Not the loud, aggressive kind of tough. The quieter kind. The kind that grows when you learn early that the world will judge you no matter what you do, so you might as well control the narrative first.

If she got dragged into my world, I don’t know if I could stand watching that happen to her.

“Zane,” Blake says, nudging my knee. “Talk.”

I exhale slowly.

“It’s not a good idea,” I say.

Blake’s gaze sharpens. “Why?”

I don’t answer immediately.

Around us, the room is still loud. Someone’s telling a story about missing a flight. Someone else is arguing about playlists. Our goalie is eating something that smells like it came straight out of a protein lab.

Normal.

I latch onto normal.

“Because she’s not…” I stop again, the words catching in my throat.

Because the truth is, she is my type. Whatever type I thought I had, Gwen cuts straight through it. I haven’t had the chance to really know her yet, but I know enough.

I think about how gorgeous she is. The stories she might tell. The thoughts she probably keeps to herself.

Blake watches me, patient for once.

I settle on the part I can actually say. “Because she’s not built for this.”

Blake’s mouth tightens. “You mean your fame. Everything that comes with being on the team.”

I flinch.

“Yeah,” I admit. “My… everything.”

Blake leans back, eyes on the ceiling. “You don’t get to decide what people can handle,” he says, echoing a principle we’ve drilled into rookies a thousand times. Don’t baby them. Don’t limit them.

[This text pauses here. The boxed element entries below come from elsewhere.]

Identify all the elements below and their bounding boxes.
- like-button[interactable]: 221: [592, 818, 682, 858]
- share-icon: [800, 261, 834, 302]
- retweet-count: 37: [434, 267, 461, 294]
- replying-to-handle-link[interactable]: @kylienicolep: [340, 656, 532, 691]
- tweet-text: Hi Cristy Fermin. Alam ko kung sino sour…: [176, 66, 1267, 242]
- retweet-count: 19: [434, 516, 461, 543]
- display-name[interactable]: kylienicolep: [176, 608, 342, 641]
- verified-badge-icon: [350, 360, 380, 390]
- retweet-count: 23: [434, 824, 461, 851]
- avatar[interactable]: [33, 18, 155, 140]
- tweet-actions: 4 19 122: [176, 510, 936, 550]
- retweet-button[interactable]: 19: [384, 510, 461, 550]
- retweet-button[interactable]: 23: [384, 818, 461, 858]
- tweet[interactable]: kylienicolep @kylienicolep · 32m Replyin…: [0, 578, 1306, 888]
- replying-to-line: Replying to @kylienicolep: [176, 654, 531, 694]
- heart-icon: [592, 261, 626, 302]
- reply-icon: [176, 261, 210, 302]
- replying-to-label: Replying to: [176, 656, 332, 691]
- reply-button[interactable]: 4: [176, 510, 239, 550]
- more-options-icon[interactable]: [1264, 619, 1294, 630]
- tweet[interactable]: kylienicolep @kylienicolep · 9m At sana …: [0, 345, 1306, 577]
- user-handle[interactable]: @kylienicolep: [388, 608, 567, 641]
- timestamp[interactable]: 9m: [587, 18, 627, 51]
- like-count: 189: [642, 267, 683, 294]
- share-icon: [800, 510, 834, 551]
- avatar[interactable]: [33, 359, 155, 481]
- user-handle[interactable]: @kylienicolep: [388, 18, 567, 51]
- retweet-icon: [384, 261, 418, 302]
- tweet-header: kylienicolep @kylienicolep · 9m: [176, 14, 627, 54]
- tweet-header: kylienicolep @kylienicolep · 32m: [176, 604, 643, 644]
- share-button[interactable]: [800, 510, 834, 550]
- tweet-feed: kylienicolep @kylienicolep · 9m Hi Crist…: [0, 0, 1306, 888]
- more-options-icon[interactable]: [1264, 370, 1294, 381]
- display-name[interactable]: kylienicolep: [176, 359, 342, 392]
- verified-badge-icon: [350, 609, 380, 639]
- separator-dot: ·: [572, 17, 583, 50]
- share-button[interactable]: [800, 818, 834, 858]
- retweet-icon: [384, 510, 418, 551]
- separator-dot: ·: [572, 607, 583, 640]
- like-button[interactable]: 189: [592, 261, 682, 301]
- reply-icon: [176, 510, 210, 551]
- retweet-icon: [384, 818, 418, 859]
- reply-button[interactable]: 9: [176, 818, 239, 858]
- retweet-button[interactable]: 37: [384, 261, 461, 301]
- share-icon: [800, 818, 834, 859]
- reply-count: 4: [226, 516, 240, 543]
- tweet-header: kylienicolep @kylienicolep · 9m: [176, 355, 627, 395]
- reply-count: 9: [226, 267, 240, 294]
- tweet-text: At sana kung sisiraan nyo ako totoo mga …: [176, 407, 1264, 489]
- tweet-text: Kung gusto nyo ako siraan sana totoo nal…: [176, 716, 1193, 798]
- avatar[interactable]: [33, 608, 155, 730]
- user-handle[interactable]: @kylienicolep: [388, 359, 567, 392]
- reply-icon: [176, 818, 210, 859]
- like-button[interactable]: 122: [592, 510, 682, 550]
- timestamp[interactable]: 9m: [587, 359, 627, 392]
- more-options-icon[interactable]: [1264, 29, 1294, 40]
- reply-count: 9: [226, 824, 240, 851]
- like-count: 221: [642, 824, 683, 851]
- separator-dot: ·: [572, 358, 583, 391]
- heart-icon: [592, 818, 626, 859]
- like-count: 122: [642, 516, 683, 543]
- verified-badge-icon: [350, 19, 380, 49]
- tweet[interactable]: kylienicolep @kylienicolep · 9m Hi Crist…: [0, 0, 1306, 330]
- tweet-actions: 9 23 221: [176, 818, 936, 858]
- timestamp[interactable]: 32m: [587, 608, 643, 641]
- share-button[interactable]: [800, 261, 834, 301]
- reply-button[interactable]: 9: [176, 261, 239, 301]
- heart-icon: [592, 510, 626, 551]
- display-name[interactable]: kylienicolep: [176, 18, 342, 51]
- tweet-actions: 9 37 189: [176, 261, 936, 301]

I swallow. “I’m not deciding. I’m just…”

“Scared,” Blake finishes, too gently.

My jaw tightens. I yank off my other skate and set it down harder than necessary.

“I’m tired,” I correct.

Blake doesn’t push. He nods like he understands that tired is sometimes code for I can’t talk about this without cracking open.

He stands, slaps my shoulder once. “I’m going to shower,” he says. “Try not to brood so hard you sprain something.”

I flip him off, not bothering to hide the affection.

When he walks away, I sit there for a second, skates off, thoughts loud, then stand and head for the showers.

Hot water hits, blasting away sweat and tension. The steam fogs my brain enough to quiet everything.

But the second I’m dressed again in sweats, hoodie, cap low, the thoughts come back.

Gwen.

I tell myself it’s because I’m concerned. Because she fell. Because she might be hurt.

But I saw her stand up. I saw her laugh. I saw her leave the ice under her own power. She’s fine.

So why am I still thinking about her?